Gli aiuti usati come arma

Thomas Andrews, relatore speciale dell’Onu sui diritti umani in Myanmar, ha dichiarato che la risposta dei militari ha mostrato la loro «volontà di fare degli aiuti un’arma nel mezzo di catastrofi naturali». Sulla stessa linea anche Cecilia Brighi: «In passato gli aiuti non sono mai finiti all’intera popolazione ma sono stati sequestrati e gestiti dalla giunta», ricorda la segretaria generale dell’associazione ‘Italia-Birmania Insieme’, tra le organizzazioni che hanno immediatamente avviato raccolte fondi da inviare in tutte le aree colpite dal sisma. L’ufficio delle Nazioni unite per gli affari umanitari (Ocha) denuncia la carenza di «kit traumatologici, sacche di sangue, anestetici, dispositivi di assistenza, medicinali essenziali e tende per gli operatori sanitari».

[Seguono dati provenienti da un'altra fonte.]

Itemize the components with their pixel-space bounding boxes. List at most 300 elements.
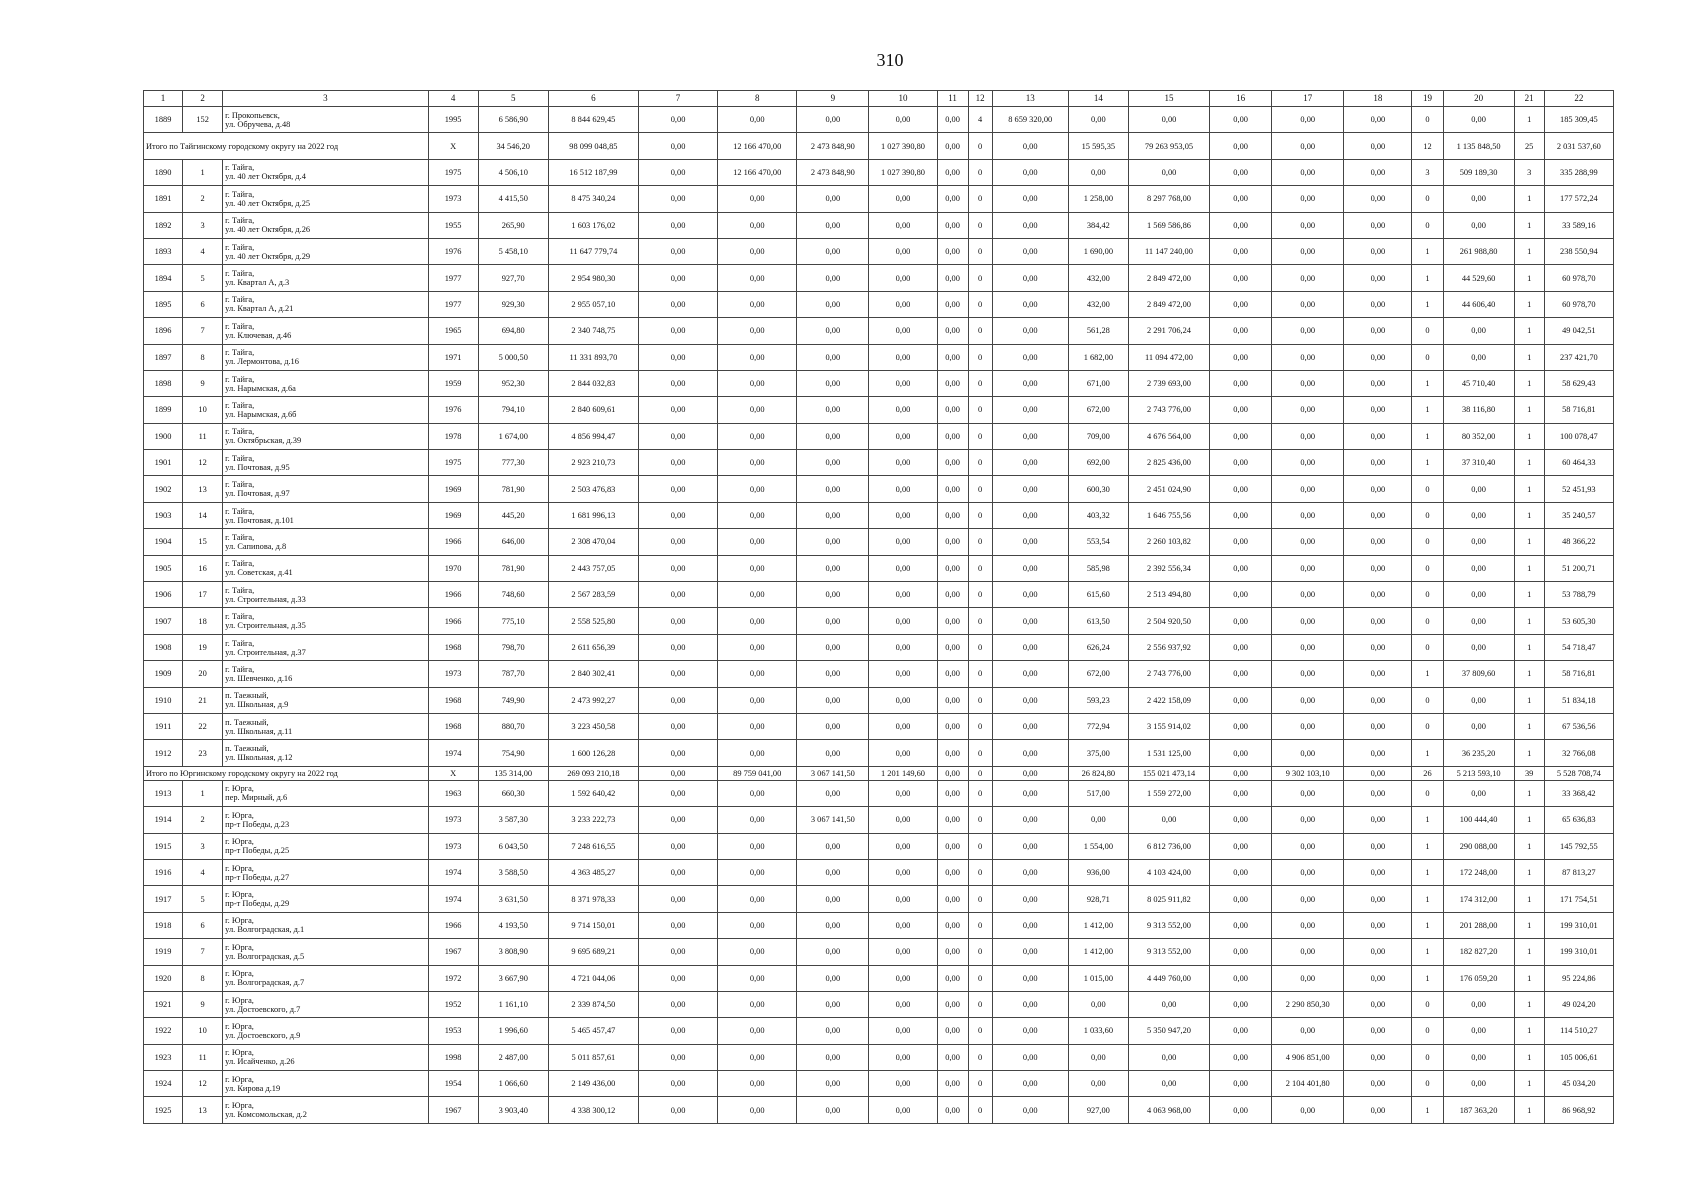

Ex Birmania del colpo di Stato

Una vergogna internazionale rimossa. Dal colpo di stato del 2021, il Paese è travolto da una guerra civile brutale che vede la giunta militare combattere contro forze ribelli e gruppi etnici armati. Secondo molti testi si tratta del conflitto civile più lungo ancora in atto. Sono oltre 3 milioni le persone sfollate, almeno 20 milioni vivono in povertà estrema e decine di migliaia hanno perso la vita. L’economia è sull’orlo del baratro. La comunità internazionale ha imposto sanzioni economiche che però il regime militare prova a evitare esportando soprattutto ai due giganti economici vicini, Cina e India.

La sospettabile Cina

Sempre la Cina – pur non appoggiando apertamente il regime militare birmano – è la sospettata numero uno di vendere al governo le armi. Nel dicembre 2022 il consiglio di sicurezza dell’Onu ha votato una risoluzione in cui si chiede di liberare tutti i prigionieri politici e la fine delle violenze. Risoluzione proposta dal Regno Unito e approvata con nessun voto contrario, neanche quelli di russi e cinesi. Ma l’atto è rimasto lettera morta.